In a statement today (March 28), the NPA warned that the rise from £10.42 to £11.44 per hour “will cost many pharmacies over £10,000 in salary bills which are not covered by NHS funding,” with some facing wage bill increases “more than twice that amount”. In addition to the hourly rate increase, the Government is also lowering the eligibility age from 23 to 21.
The organisation called on the Government to “address years of underfunding” to prevent pharmacies having to implement lay-offs or service reductions as a result of the NLW increase, and to “prevent further closures of vital local services, which have been shutting at the rate of eight a week”.

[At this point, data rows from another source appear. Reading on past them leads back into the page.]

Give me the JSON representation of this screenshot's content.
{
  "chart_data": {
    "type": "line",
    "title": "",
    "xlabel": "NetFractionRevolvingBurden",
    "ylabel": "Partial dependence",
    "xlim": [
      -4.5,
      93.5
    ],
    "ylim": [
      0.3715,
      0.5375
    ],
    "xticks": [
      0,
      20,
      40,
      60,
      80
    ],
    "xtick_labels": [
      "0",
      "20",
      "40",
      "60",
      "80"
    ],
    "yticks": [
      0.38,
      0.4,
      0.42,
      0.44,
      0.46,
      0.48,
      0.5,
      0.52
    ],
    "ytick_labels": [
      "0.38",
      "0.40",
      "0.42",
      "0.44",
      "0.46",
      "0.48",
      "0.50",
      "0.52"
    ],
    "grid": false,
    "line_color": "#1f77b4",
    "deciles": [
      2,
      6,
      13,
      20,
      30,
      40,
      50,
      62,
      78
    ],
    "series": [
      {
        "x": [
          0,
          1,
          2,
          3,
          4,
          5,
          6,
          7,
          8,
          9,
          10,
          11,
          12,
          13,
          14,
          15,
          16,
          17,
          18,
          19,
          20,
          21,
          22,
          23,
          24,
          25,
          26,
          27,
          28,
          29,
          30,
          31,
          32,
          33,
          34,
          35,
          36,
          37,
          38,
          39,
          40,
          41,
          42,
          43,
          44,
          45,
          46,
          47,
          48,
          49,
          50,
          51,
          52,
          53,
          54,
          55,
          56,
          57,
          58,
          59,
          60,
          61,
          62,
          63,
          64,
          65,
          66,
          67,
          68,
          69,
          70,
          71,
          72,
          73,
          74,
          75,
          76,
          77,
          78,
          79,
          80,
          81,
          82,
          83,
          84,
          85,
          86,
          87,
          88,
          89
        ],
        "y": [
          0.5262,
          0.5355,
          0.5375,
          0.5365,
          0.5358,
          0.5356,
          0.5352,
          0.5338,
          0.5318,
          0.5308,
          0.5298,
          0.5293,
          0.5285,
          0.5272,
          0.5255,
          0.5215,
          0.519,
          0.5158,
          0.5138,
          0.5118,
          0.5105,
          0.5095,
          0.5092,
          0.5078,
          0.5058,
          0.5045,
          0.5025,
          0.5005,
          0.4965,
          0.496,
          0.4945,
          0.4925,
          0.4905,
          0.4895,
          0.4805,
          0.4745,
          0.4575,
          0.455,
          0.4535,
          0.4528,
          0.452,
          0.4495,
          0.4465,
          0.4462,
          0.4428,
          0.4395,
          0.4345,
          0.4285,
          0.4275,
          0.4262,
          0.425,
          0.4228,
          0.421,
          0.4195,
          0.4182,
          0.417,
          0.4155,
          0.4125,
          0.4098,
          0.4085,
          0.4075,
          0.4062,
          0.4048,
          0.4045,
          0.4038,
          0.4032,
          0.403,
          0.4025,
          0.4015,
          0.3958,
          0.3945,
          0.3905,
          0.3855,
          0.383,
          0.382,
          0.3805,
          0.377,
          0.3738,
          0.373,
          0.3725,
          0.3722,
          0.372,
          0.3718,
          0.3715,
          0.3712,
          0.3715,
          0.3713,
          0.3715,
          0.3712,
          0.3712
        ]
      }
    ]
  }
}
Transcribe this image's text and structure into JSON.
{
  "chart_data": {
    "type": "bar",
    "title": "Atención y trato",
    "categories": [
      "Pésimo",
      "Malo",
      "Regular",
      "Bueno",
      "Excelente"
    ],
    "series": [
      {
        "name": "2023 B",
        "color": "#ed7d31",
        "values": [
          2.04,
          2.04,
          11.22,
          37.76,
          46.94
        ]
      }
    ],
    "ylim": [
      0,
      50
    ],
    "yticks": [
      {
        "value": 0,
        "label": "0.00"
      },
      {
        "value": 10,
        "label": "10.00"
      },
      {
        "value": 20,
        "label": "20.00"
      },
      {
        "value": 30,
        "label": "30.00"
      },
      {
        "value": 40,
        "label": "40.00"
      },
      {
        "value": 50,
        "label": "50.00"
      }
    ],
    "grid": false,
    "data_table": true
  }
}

Buckinghamshire contractor and NPA vice chair Olivier Picard said that while pharmacy staff “deserve a decent wage,” the coming increase “represents yet another hike in costs for a sector which has lost more than £1.3bn in real terms over the past decade”.
“Each new, unfunded cost makes pharmacies more unsustainable,” said Mr Picard.
NPA chief executive Paul Rees said wages and other costs have “risen relentlessly” since the flat funding contract was introduced, leaving “up to three quarters” of pharmacies running a deficit.
Mr Rees called for a new contractual framework to give business owners breathing room to invest in staff and services, saying: “We need to restore community pharmacy funding to 2.5 per cent of the NHS budget – the historical norm – to keep vital services going.”